Uno studio condotto nel 2017 da Helen Harwatt e pubblicato sulla rivista Climatic Change, ha mostrato, ad esempio, che se tutti gli americani sostituissero la carne bovina con fagioli, ceci e altri legumi, il paese sarebbe vicino a raggiungere gli obiettivi di riduzione di gas serra che Barack Obama aveva indicato per il 2020.
Dieta vegetariana
Fra queste due posizioni si inserisce una terza proposta che offre un cambio alimentare in salsa tecnologica. Che si può riassumere nel tentativo di convertire le masse a una dieta vegetariana tramite un processo di finzione. Il ragionamento dei proponenti è che la gente è troppo attaccata alla carne per abbandonarla, per cui va fatta passare alla dieta vegetariana con l’inganno. Ossia, facendole credere di stare addentando un hamburger mentre mangia un pasticcio di fagiolini, cavoli, piselli, che – per forma, colore e sapore – assomiglia in tutto e per tutto a un hamburger fatto di carne. Un prodotto da non confondersi con il tofu o e il seitan, che benché comunemente definiti anch’essi «carne dei vegetariani», non presentano nessuna similitudine sensoriale con la carne. L’hamburger vegetale, invece, sanguina addirittura come l’hamburger animale. Un risultato ottenuto non per magia, ma grazie alla miscelazione di ingredienti estratti da varie specie vegetali fra cui soia, funghi e frutti tropicali, sottoposti a sofisticate lavorazioni.
Varie imprese hanno subito sentito odore di soldi nella «carne vegetale» e vi si sono buttate a capofitto, compresi miliardari come Bill Gates e colossi della stessa industria della carne, come Cargill e Jbs.
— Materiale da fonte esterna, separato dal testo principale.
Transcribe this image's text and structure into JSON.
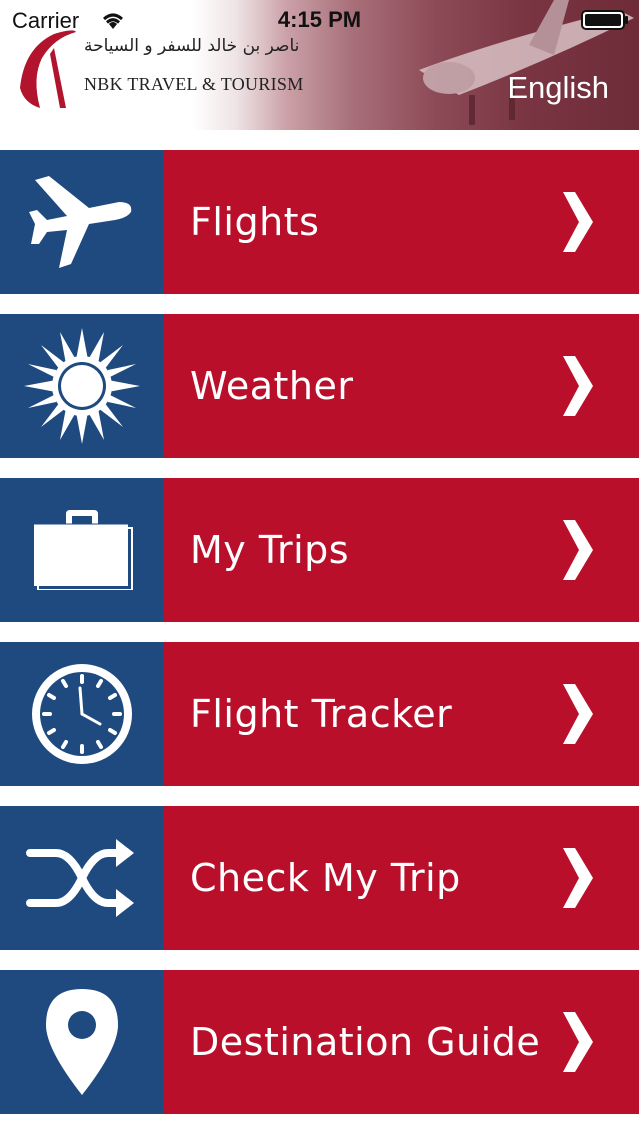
{
  "status_bar": {
    "carrier": "Carrier",
    "time": "4:15 PM"
  },
  "header": {
    "logo_arabic": "ناصر بن خالد للسفر و السياحة",
    "logo_text": "NBK TRAVEL & TOURISM",
    "language_button": "English"
  },
  "colors": {
    "icon_panel": "#1f4a80",
    "label_panel": "#b90f2b",
    "text": "#ffffff"
  },
  "menu": {
    "items": [
      {
        "label": "Flights",
        "icon": "airplane-icon"
      },
      {
        "label": "Weather",
        "icon": "sun-icon"
      },
      {
        "label": "My Trips",
        "icon": "briefcase-icon"
      },
      {
        "label": "Flight Tracker",
        "icon": "clock-icon"
      },
      {
        "label": "Check My Trip",
        "icon": "shuffle-icon"
      },
      {
        "label": "Destination Guide",
        "icon": "location-pin-icon"
      }
    ]
  }
}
Oggi il mercato della carne vegetale a livello mondiale vale 6,1 miliardi di dollari, non molto rispetto alle migliaia di miliardi di dollari che girano attorno alla carne vera e propria, ma pur sempre un ammontare interessante.
Quale strada?
In conclusione, delle tre proposte, quella che personalmente ritengo meno risolutiva è la terza, che anzi mi pare dannosa per la sua connotazione consumistica. Meglio investire in risorse educative per cambiare le abitudini dei consumatori piuttosto che sprecare risorse materiali per manipolare prodotti che la natura rende già pronti all’uso in forma diretta. Anche la prima proposta mi genera scetticismo, quasi spavento, per l’avanzare eccessivo della tecnologia che da serva rischia di trasformarsi in padrona. Per non parlare dei suoi effetti di lungo periodo di cui non sappiamo niente. Alla fine, rimane in piedi solo la seconda proposta, quella della riduzione e della semplicità. La strada che ci rifiutiamo di imboccare, ma l’unica che potrà salvarci.